As to books, I am the odd one or something, I have tried Beyond Betrayal several times and get a little farther each time but could not put Victims No Longer down. Perhaps I needed the dry colder feel but it helped me the most of all I read.

There is also a book and workbook by two ladies directed originally toward women but I found the workbook exercises helpful until I found the right Therapist. I will look for the title tonight.

I admire your strength!
 
Thanks for the support I need it right now. I feel all over the place. Yesterday I felt really well but today I'm really down. I've already bought beyond betrayal and it is good. It just hasn't related to what was going on with me, it was a weird situation. I'm looking forward to finally meeting with a doctor in a couple of weeks.
 
Congratulations jboogz, Feeling wobbly is understandable considering the disclosure may have shaken your emotions on a visceral level. What happened to you was hardened and settled for some time and now realizations as a result of your past (abuse) have have emerged. For me, it was like a shattered glass and I am still picking up the pieces one by one examining each pertaining to who I am, how I was made. But one thing is for certain, I am awake. I too recommend the above mentioned books and would like to add another, The Body Keeps The Score by Bessel van der Kolk. This book is not specific to CSA although it does mention CSA within the reference of trauma. This book enlightened me to the knowledge of trauma that I experienced and perhaps may help you in your understanding.

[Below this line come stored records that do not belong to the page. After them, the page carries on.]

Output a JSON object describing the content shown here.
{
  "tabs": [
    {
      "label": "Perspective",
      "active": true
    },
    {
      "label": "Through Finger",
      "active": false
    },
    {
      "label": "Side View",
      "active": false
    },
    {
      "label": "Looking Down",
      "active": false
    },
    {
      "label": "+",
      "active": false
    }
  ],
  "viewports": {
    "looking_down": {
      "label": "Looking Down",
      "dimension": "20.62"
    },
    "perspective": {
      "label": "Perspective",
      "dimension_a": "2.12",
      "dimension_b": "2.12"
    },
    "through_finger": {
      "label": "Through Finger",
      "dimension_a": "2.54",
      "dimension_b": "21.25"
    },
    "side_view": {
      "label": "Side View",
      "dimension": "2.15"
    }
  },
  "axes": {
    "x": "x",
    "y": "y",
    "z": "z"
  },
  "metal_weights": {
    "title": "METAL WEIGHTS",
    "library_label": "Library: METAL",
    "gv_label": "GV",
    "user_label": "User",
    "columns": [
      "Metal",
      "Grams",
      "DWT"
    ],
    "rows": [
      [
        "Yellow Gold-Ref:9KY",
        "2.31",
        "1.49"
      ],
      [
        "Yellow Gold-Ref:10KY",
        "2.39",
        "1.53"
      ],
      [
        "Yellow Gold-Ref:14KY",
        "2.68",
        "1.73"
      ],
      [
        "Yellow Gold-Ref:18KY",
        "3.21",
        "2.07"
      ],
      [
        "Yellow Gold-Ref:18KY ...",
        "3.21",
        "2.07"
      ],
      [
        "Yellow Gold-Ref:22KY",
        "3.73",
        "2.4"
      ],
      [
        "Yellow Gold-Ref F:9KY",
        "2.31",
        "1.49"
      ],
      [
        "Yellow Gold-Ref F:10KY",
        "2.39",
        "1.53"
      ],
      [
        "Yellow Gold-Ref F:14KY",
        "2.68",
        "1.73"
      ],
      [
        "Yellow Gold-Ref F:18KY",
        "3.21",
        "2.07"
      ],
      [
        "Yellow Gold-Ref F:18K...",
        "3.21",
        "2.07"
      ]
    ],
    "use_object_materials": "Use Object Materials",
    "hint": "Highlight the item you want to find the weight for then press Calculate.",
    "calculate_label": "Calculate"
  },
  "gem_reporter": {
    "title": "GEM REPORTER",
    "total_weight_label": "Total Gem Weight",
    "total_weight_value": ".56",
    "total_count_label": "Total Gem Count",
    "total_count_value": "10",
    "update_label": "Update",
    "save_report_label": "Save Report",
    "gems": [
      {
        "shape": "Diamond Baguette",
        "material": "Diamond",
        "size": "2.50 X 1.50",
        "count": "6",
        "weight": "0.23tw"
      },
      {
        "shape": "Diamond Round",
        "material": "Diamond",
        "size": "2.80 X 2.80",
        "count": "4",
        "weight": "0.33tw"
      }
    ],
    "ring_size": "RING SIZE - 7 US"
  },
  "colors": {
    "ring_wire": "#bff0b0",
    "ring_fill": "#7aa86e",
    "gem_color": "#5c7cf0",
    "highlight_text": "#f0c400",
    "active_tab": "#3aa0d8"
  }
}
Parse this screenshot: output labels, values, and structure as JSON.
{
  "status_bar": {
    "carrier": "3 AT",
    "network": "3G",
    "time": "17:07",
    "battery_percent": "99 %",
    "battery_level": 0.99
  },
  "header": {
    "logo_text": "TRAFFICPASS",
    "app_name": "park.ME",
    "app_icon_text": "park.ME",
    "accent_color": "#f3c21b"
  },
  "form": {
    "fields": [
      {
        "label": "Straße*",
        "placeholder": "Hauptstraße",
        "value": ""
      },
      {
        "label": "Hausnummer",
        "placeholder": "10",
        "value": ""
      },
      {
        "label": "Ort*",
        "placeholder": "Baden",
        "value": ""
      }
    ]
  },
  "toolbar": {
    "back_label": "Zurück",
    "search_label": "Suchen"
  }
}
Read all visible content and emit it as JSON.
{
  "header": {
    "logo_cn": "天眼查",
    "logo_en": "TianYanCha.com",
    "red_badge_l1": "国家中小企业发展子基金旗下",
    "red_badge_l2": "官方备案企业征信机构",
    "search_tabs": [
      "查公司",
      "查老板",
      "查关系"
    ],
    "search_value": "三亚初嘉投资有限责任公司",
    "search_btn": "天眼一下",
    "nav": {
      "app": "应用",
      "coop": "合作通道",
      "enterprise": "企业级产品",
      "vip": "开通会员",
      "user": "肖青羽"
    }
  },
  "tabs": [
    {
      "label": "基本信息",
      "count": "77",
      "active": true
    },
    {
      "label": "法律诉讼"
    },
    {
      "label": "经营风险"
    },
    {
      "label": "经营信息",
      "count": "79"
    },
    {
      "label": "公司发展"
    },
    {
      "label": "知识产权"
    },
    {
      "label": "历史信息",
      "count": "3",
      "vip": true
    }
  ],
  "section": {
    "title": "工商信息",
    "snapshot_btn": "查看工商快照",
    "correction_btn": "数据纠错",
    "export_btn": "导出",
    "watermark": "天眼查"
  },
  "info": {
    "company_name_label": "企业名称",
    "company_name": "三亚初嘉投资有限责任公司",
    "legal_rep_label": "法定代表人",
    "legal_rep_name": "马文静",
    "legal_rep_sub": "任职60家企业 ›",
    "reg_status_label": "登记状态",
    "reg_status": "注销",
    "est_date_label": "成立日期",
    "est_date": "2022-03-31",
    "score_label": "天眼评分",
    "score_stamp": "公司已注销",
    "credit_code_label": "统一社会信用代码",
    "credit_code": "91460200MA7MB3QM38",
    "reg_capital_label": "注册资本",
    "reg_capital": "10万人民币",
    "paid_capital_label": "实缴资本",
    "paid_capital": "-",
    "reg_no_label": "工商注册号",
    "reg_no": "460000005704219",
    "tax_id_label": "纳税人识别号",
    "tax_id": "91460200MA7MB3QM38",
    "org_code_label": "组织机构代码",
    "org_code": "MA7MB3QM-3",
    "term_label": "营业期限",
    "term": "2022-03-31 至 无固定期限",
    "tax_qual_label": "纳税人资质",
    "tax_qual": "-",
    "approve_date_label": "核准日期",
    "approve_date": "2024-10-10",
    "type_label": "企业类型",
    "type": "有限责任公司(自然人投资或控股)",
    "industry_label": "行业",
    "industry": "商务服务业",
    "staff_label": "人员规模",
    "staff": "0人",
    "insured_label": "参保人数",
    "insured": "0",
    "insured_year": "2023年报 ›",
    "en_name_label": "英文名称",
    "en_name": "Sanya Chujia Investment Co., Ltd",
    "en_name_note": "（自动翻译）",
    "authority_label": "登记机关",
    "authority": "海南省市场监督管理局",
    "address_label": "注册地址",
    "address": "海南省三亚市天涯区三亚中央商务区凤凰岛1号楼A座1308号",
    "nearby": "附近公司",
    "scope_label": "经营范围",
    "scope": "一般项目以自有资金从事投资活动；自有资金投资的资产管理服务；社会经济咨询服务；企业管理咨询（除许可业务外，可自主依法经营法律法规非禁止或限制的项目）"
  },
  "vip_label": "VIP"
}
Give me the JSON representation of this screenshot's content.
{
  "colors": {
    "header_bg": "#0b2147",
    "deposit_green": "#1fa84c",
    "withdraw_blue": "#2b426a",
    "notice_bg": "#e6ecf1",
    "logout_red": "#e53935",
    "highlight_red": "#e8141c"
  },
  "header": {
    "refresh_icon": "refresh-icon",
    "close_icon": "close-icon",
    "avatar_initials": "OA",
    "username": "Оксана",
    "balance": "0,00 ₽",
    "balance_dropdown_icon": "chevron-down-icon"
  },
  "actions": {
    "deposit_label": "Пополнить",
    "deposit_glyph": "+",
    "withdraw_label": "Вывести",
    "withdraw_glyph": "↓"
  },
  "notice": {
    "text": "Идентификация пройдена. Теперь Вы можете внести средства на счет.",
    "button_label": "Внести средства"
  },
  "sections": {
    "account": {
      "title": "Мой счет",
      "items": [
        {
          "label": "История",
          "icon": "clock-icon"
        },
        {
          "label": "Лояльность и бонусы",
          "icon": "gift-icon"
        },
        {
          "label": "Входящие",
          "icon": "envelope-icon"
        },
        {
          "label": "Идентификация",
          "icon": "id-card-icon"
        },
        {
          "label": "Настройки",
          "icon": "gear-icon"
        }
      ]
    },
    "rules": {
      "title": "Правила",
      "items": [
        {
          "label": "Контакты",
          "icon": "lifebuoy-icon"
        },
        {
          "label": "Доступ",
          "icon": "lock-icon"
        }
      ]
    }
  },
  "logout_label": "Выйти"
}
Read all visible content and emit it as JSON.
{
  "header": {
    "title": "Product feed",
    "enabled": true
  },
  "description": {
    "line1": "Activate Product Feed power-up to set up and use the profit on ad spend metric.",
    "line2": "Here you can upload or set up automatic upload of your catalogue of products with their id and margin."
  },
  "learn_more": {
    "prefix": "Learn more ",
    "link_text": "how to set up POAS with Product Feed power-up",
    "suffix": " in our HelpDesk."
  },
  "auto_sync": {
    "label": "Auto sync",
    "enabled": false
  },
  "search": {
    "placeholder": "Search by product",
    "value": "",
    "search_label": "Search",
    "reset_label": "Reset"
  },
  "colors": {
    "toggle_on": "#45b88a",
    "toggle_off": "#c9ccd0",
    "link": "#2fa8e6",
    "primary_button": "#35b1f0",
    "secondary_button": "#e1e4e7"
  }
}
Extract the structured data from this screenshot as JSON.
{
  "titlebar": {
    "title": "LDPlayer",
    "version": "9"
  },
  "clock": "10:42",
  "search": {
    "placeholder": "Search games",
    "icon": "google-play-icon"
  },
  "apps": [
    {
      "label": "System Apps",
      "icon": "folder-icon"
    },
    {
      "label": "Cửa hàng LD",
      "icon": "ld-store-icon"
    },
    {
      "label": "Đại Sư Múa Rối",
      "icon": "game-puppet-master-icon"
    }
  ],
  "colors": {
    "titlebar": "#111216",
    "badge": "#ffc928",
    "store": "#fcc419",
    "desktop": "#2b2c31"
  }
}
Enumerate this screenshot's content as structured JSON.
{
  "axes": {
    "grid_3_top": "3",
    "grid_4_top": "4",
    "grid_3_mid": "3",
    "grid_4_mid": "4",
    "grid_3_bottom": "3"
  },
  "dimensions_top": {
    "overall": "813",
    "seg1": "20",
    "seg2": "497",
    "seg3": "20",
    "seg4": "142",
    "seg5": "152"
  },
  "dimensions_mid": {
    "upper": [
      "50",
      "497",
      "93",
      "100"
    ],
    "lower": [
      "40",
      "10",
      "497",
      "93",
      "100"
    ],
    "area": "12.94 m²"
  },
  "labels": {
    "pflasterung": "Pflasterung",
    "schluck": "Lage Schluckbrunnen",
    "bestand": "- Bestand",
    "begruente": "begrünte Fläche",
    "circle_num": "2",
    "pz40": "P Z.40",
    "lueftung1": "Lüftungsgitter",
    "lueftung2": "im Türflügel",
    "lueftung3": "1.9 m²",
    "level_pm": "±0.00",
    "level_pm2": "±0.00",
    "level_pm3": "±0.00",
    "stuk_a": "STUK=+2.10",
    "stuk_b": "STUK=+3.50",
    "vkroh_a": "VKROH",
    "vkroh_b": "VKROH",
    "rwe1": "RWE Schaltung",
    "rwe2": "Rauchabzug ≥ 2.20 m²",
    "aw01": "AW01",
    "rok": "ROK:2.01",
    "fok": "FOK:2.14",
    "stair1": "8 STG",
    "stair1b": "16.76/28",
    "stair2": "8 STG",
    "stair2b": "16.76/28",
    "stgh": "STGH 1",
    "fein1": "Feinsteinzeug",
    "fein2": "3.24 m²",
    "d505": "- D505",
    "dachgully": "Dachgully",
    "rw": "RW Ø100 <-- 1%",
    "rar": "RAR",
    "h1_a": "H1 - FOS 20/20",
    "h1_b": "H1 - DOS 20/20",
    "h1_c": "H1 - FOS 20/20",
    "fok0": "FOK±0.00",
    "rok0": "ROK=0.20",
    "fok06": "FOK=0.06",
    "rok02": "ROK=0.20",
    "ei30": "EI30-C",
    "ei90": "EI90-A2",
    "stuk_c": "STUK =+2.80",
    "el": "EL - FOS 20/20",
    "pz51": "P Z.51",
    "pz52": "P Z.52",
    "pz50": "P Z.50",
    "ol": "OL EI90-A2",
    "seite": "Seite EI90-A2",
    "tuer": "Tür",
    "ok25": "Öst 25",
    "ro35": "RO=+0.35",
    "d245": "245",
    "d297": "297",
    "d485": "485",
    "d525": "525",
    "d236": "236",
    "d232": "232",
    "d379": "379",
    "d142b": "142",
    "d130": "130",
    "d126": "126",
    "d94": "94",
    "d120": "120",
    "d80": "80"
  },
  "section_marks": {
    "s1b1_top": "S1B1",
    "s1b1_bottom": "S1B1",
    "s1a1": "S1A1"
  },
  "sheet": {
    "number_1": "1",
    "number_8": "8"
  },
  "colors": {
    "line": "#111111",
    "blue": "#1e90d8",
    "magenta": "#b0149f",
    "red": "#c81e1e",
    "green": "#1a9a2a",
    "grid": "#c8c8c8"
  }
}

Thank you for being here, your strength gives me hope and encourages me to continue my journey, please be kind to yourself.

Elad
 
jboogz,

It takes so much courage to face this, and you are doing that now. I'm sorry you suffered in silence for so long, but you are speaking now! From this moment on you are claiming your life. Getting to here is a major accomplishment!
I'm glad working out is part of your recovery effort. I was detached (desensitized) from my body. Developing a new relationship with my body has been key to my moving forward.
Good luck on your journey.
 
I can relate to you saying that you feel awake now. It was like I have been walking around in a fog my whole life and I feel like I have awoken to a whole new world. I moved to Florida earlier this year and looking back now I see I was running away from my problems. While down there I finally realized what had happened to me and had a breakdown and had to move back. All of the Harvey Weinstein stuff made me have a breakdown again, but this time I decided I needed to get help. I reached out to the woman I had been hanging out with before I moved and we met up. I told her about my life a little and she seemed genuinely happy I had told her and that I was getting help. She said she wants to hang out and let her know if I ever need someone to talk to. She then texted me on my way home that she was glad we met up. The work week started out terribly and I felt like I was going to cry my first day. By the end of the week I was told by my boss what a good week I had. I'm starting to feel good about the future, but there is a lot of work left.